Dry semillon is the ideal match for fish and seafood, while its sweet form is perfection with foie gras and cheese
Because of its acidity, dry semillon blended with sauvignon blanc can be great with the sweet flesh of shellfish and seafood, especially lobster. It’s particularly good with meatier fish like monkfish or well-seasoned sea bass, and makes a great pairing for the creamy sauces that often accompany white fish. From the sweet point of view, the classic pairing of Sauternes (a blend of sauvignon blanc and semillon grapes infected with ‘noble rot’) with foie gras really is special, the buttery liver harmonising perfectly with the rich sweetness of the Sauternes at first encounter, before the wine’s acidity kicks in to cleanse the palate for the next mouthful. I also think semillon in its sweet manifestation is great with ripe soft cheeses, particularly those with a good, musty streak of blue running through them. This, to my mind, is a much finer marriage than Sauternes with pudding, for most dessert dishes become just too much of a sugary thing with a wine this sweet.

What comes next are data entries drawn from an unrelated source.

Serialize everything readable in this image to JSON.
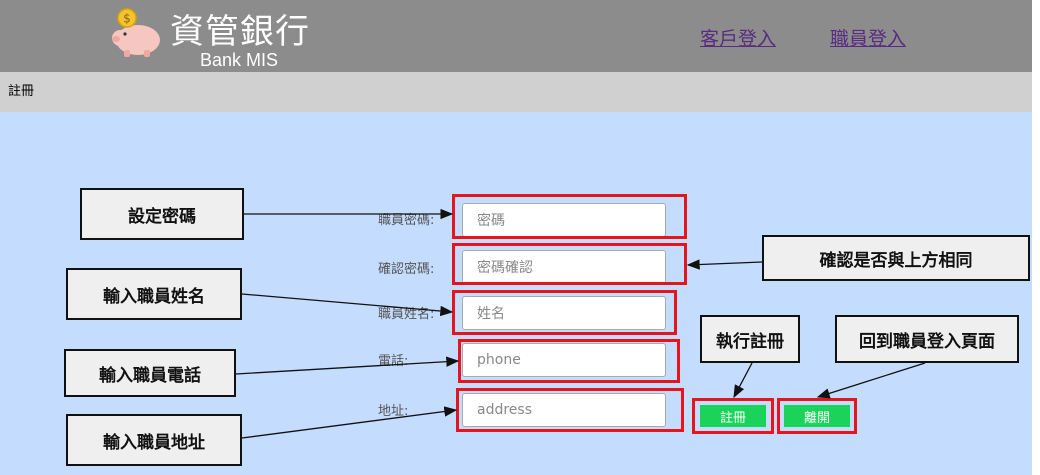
{
  "header": {
    "title": "資管銀行",
    "subtitle": "Bank MIS",
    "logo_icon": "piggy-bank-icon",
    "nav": [
      {
        "label": "客戶登入"
      },
      {
        "label": "職員登入"
      }
    ]
  },
  "subbar": {
    "title": "註冊"
  },
  "form": {
    "password": {
      "label": "職員密碼:",
      "placeholder": "密碼"
    },
    "confirm": {
      "label": "確認密碼:",
      "placeholder": "密碼確認"
    },
    "name": {
      "label": "職員姓名:",
      "placeholder": "姓名"
    },
    "phone": {
      "label": "電話:",
      "placeholder": "phone"
    },
    "address": {
      "label": "地址:",
      "placeholder": "address"
    },
    "register_label": "註冊",
    "leave_label": "離開"
  },
  "annotations": {
    "set_password": "設定密碼",
    "confirm_same": "確認是否與上方相同",
    "enter_name": "輸入職員姓名",
    "enter_phone": "輸入職員電話",
    "enter_address": "輸入職員地址",
    "do_register": "執行註冊",
    "back_to_login": "回到職員登入頁面"
  },
  "colors": {
    "header_bg": "#8c8c8c",
    "subbar_bg": "#d0d0d0",
    "main_bg": "#c4dcfd",
    "button_green": "#1bd35a",
    "highlight_red": "#e8141c",
    "link_purple": "#5a2a82"
  }
}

The good, the bad and the ugly
Good dry semillon has honeyed, citrus and apple fruit flavours, preferably with a few years on it, and a slightly buttery edge from judicious oak ageing. Bad dry semillon, on the other hand, is fat, oily and flabby.

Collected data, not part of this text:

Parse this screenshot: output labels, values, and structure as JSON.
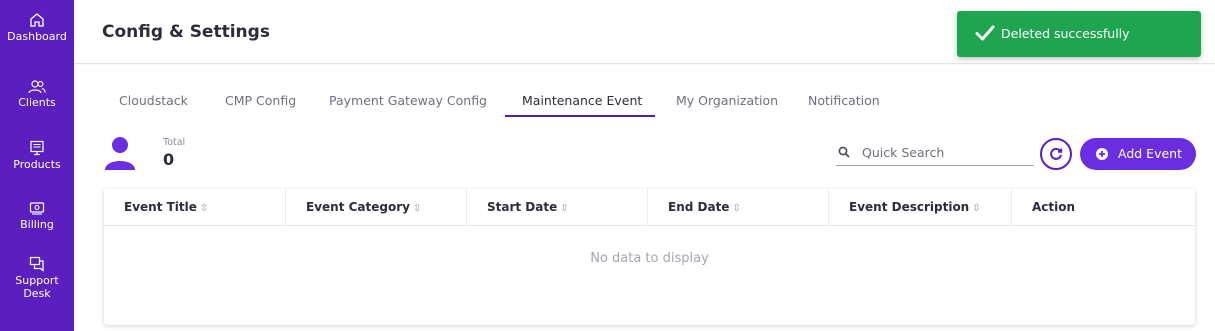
{
  "sidebar": {
    "items": [
      {
        "label": "Dashboard",
        "icon": "home-icon"
      },
      {
        "label": "Clients",
        "icon": "users-icon"
      },
      {
        "label": "Products",
        "icon": "monitor-icon"
      },
      {
        "label": "Billing",
        "icon": "billing-icon"
      },
      {
        "label": "Support",
        "label2": "Desk",
        "icon": "chat-icon"
      }
    ]
  },
  "header": {
    "title": "Config & Settings"
  },
  "toast": {
    "message": "Deleted successfully",
    "color": "#1fa54f"
  },
  "tabs": [
    {
      "label": "Cloudstack"
    },
    {
      "label": "CMP Config"
    },
    {
      "label": "Payment Gateway Config"
    },
    {
      "label": "Maintenance Event",
      "active": true
    },
    {
      "label": "My Organization"
    },
    {
      "label": "Notification"
    }
  ],
  "stats": {
    "total_label": "Total",
    "total_value": "0"
  },
  "search": {
    "placeholder": "Quick Search"
  },
  "actions": {
    "add_label": "Add Event"
  },
  "table": {
    "columns": [
      "Event Title",
      "Event Category",
      "Start Date",
      "End Date",
      "Event Description",
      "Action"
    ],
    "empty_text": "No data to display"
  },
  "colors": {
    "brand": "#5b1fbf",
    "accent": "#6a2ee0",
    "success": "#1fa54f"
  }
}
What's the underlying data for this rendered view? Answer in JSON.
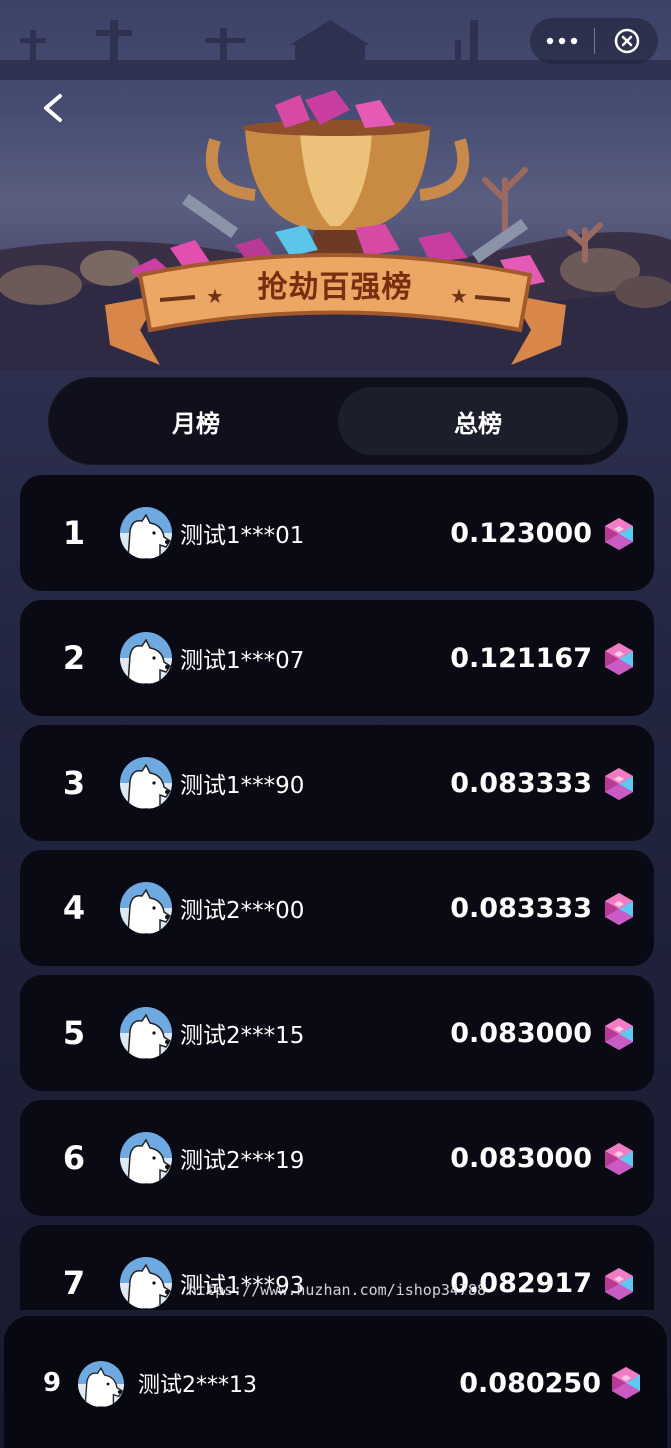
{
  "header": {
    "banner_title": "抢劫百强榜",
    "back_icon": "chevron-left-icon",
    "more_icon": "more-dots-icon",
    "close_icon": "close-circle-icon"
  },
  "tabs": [
    {
      "label": "月榜",
      "selected": false
    },
    {
      "label": "总榜",
      "selected": true
    }
  ],
  "ranking": [
    {
      "rank": "1",
      "name": "测试1***01",
      "score": "0.123000"
    },
    {
      "rank": "2",
      "name": "测试1***07",
      "score": "0.121167"
    },
    {
      "rank": "3",
      "name": "测试1***90",
      "score": "0.083333"
    },
    {
      "rank": "4",
      "name": "测试2***00",
      "score": "0.083333"
    },
    {
      "rank": "5",
      "name": "测试2***15",
      "score": "0.083000"
    },
    {
      "rank": "6",
      "name": "测试2***19",
      "score": "0.083000"
    },
    {
      "rank": "7",
      "name": "测试1***93",
      "score": "0.082917"
    }
  ],
  "self": {
    "rank": "9",
    "name": "测试2***13",
    "score": "0.080250"
  },
  "watermark": "https://www.huzhan.com/ishop34788",
  "colors": {
    "gem_pink": "#e04aa6",
    "gem_cyan": "#5fc8f0",
    "row_bg": "#090a13",
    "tab_active": "#1d1e2c"
  }
}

Semillon in the Hunter Valley used to be called Rhine Riesling, though not only was it made without the benefit of said grape variety, it also tasted nothing like it.
Although Bordeaux blanc will often be dominated by semillon and sauvignon blanc, it can also feature hefty dollops of muscadelle and ugni blanc, as well as guest appearances from the likes of merlot blanc, ondenc and mauzac. Château d’Yquem is made from 80 per cent Semillon and 20 per cent sauvignon blanc, so semillon can claim to make one of the world’s greatest and most expensive wines. Shame about the rest.